A group of creditors of Byju’s has told the edtech giant to liquidate its assets in the USA worth about $500-800 million to repay a part of a $1.2-billion loan if the firm is not able to provide the money from its cash reserves, according to sources in the know.
The lenders recently bought into the loan and are renegotiating the terms of the debt. If Byju’s cannot repay or is unable to liquidate the US assets, the creditors could take legal action, said people familiar with the matter.
The lenders have hired Houlihan Lokey, a global investment bank that focuses on mergers and acquisitions, to advise them on amending covenants after Byju’s allegedly breached terms, according to
the sources. This included a September deadline for filing its results for the year ended March 31, 2022, sources say. Rothschild & Co., which provides global financial advisory, is representing Byju’s in the talks.
“The creditors believe that Byju’s is holding a large part of the funds raised in its US entities and have asked the firm to give their money back from there,” said a person familiar with the matter.
“Discussions are being held right now. If there is no agreement, they can start legal proceedings to liquidate the assets,” the person added.

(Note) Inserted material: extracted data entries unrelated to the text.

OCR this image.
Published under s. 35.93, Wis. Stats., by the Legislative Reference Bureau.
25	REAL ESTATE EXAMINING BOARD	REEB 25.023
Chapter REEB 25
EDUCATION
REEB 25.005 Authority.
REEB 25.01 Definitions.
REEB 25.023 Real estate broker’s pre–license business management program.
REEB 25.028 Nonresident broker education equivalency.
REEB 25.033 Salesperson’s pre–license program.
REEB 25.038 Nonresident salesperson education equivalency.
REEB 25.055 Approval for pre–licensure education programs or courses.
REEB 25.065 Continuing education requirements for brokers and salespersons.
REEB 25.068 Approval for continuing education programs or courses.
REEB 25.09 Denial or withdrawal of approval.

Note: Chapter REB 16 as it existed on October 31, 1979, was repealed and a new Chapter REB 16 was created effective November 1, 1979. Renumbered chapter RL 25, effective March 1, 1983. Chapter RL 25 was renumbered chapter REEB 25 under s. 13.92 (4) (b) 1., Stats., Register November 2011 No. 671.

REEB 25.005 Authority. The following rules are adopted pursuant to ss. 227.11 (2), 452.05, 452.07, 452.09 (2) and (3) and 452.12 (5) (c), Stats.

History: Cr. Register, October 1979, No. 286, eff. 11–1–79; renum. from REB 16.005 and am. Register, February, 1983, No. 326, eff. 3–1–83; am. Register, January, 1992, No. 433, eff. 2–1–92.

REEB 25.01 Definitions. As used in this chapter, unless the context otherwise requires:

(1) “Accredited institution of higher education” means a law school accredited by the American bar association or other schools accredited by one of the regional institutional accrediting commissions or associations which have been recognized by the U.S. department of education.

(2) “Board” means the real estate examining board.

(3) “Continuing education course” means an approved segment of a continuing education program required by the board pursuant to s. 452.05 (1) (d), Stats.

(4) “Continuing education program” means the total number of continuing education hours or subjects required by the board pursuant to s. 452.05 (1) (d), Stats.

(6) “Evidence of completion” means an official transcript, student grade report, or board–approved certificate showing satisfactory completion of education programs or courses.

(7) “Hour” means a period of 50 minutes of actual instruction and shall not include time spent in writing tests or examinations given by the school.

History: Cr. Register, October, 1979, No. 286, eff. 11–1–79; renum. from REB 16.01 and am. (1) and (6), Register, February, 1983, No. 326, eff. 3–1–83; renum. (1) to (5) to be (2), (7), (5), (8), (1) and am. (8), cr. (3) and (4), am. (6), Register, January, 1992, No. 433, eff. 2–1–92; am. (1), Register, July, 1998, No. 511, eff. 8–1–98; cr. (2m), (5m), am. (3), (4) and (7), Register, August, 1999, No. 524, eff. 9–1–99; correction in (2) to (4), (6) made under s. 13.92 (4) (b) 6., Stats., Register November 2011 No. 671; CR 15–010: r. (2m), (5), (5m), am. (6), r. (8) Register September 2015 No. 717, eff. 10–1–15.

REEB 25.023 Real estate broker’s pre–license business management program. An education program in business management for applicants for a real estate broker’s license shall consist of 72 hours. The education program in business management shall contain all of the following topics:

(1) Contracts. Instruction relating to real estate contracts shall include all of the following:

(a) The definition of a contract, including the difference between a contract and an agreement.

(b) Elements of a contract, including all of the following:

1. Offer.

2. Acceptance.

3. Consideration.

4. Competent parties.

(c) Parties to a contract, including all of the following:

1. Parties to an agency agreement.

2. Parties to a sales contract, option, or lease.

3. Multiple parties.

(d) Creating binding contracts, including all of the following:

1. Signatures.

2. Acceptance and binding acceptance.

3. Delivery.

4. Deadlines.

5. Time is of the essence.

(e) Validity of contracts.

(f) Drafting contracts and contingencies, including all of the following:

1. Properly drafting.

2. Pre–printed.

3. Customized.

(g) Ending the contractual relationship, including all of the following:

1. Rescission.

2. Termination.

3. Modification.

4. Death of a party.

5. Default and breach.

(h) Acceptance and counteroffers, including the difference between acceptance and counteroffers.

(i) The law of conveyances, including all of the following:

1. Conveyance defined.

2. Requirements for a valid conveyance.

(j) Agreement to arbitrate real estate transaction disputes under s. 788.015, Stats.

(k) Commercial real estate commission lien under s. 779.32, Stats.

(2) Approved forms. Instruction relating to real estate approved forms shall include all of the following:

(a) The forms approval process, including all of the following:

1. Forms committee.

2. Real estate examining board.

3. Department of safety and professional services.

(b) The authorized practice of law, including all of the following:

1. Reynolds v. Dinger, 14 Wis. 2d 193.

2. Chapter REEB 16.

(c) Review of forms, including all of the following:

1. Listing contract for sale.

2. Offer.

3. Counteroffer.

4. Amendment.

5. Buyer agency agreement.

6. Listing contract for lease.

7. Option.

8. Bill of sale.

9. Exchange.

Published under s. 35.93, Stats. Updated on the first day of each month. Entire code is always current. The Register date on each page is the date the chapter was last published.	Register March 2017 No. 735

Another person familiar with the matter said Bengaluru-based Byju’s was in conversation with the creditors and the company was confident that it could repay part of the loan in a few weeks.
A Byju’s spokesperson did not respond when asked for comments on the developments.

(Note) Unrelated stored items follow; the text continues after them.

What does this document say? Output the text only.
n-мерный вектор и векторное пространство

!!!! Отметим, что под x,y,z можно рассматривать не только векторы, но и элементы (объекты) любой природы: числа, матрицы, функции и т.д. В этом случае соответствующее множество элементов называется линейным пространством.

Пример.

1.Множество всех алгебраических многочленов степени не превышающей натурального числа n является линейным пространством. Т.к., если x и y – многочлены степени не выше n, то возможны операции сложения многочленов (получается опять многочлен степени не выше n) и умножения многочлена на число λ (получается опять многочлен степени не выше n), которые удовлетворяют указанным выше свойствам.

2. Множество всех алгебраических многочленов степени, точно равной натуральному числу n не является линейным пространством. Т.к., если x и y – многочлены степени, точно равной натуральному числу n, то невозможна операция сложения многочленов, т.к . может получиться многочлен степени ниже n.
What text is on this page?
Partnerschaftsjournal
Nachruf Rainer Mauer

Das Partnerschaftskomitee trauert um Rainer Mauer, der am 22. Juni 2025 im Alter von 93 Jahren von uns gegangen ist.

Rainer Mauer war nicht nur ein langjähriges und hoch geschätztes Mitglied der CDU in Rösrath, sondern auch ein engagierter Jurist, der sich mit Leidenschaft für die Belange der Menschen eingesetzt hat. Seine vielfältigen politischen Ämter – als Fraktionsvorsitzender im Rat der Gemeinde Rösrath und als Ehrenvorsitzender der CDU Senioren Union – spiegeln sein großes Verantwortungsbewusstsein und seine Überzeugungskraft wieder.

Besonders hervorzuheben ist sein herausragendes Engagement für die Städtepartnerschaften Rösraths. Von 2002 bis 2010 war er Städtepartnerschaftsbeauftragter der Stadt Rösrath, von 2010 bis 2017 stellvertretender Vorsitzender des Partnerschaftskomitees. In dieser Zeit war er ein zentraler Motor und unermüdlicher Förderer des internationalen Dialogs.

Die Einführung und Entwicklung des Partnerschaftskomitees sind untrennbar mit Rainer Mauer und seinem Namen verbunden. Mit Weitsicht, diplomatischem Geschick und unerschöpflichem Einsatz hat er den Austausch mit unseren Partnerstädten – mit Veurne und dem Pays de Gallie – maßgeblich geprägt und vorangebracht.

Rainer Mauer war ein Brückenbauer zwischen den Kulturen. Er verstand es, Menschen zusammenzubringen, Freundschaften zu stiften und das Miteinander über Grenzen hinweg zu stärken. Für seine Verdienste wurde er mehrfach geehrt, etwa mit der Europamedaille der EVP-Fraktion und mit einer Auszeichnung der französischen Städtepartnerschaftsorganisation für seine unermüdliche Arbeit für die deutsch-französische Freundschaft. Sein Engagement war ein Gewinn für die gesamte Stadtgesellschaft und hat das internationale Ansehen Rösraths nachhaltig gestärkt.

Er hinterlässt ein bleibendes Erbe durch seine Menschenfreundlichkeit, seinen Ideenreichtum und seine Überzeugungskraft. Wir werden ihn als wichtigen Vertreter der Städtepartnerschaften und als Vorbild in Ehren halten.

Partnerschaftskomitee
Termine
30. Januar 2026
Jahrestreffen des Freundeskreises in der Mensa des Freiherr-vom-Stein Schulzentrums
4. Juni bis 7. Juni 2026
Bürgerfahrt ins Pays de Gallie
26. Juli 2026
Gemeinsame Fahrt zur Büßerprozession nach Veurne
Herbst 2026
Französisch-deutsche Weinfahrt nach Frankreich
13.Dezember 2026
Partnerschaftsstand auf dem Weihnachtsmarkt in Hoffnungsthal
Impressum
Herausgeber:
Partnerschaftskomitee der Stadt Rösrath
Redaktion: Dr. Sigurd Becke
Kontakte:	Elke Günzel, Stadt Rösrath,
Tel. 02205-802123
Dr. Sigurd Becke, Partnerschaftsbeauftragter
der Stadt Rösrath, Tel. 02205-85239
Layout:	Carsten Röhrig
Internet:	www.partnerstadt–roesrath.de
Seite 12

One of the issues is that once a company raises a loan, it needs to rate the bonds within nine months. But Byju’s couldn’t do this as its results for last year were delayed.

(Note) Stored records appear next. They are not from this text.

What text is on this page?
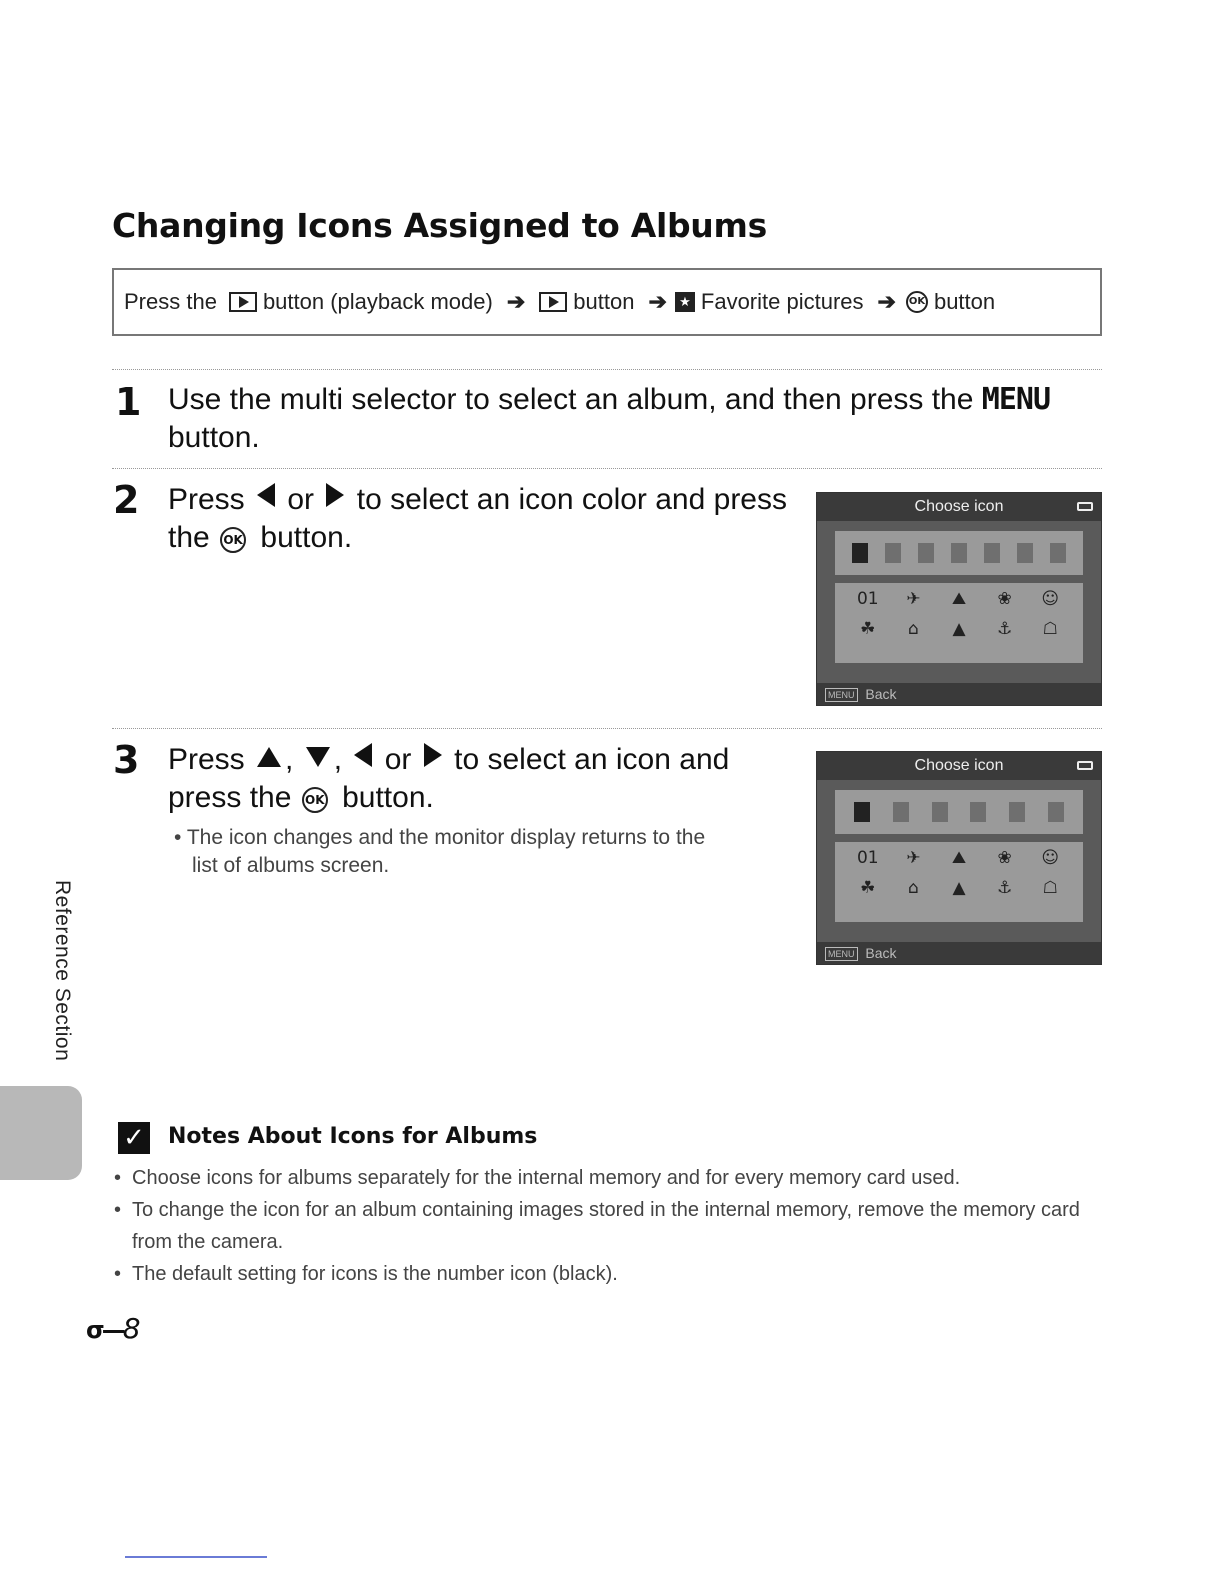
Changing Icons Assigned to Albums
Press the button (playback mode) ➔ button ➔ ★ Favorite pictures ➔ OK button
1 Use the multi selector to select an album, and then press the MENU
button.

2 Press or to select an icon color and press
the OK button.

Choose icon
01	✈	⛰	❀	☺
☘	⌂	▲	⚓	☖
MENU Back
3 Press , , or to select an icon and
press the OK button.

• The icon changes and the monitor display returns to the
list of albums screen.
Choose icon
01	✈	⛰	❀	☺
☘	⌂	▲	⚓	☖
MENU Back
Reference Section
✓ Notes About Icons for Albums
• Choose icons for albums separately for the internal memory and for every memory card used.
• To change the icon for an album containing images stored in the internal memory, remove the memory card from the camera.
• The default setting for icons is the number icon (black).
σ—8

“This year again Byju’s is unable to finalise its results,” said a person. “This prompted the creditors to either seek full or partial repayment of the loan.”
Some lenders in the group reportedly bought the debt from primary holders in September, when the loan slumped to a record 64.5 cents. They are now seeking to profit from accelerated repayment, according to the Bloomberg report.
Byju’s to repay a substantial part of the loan. “When an activist investor tries to get hold of your bonds, then it is trouble,” said a person.
The company had already agreed to various terms that the lenders set. These included hiring a chief financial officer, increasing the interest rate on the loan, and providing monthly business updates, according to the sources.
Byju’s, which is valued at $22 billion, has raised a total of $5.25 billion from investors such as Qatar Investment Authority (QIA), BlackRock, Chan Zuckerberg Initiative, Sequoia, Silver Lake,
Bond Capital, Tencent, General Atlantic and Tiger Global. The firm has over 150 million learners. It recently raised $250 million from its existing investors.
The company has made various acquisitions in the US market. However, Byju’s booked losses of Rs 4,588 crore in financial year 2020-21 (FY21), 19 times more than the preceding year, according to the latest available financial report. The firm earned Rs 2,428 crore in revenue in FY21.
Byju’s announced recently that it would lay off nearly 2,500 employees, or 5 per cent of its workforce, as part of an “optimisation” drive. The firm is looking to become profitable by March, founder and Chief Executive Officer Byju Raveendran told employees recently.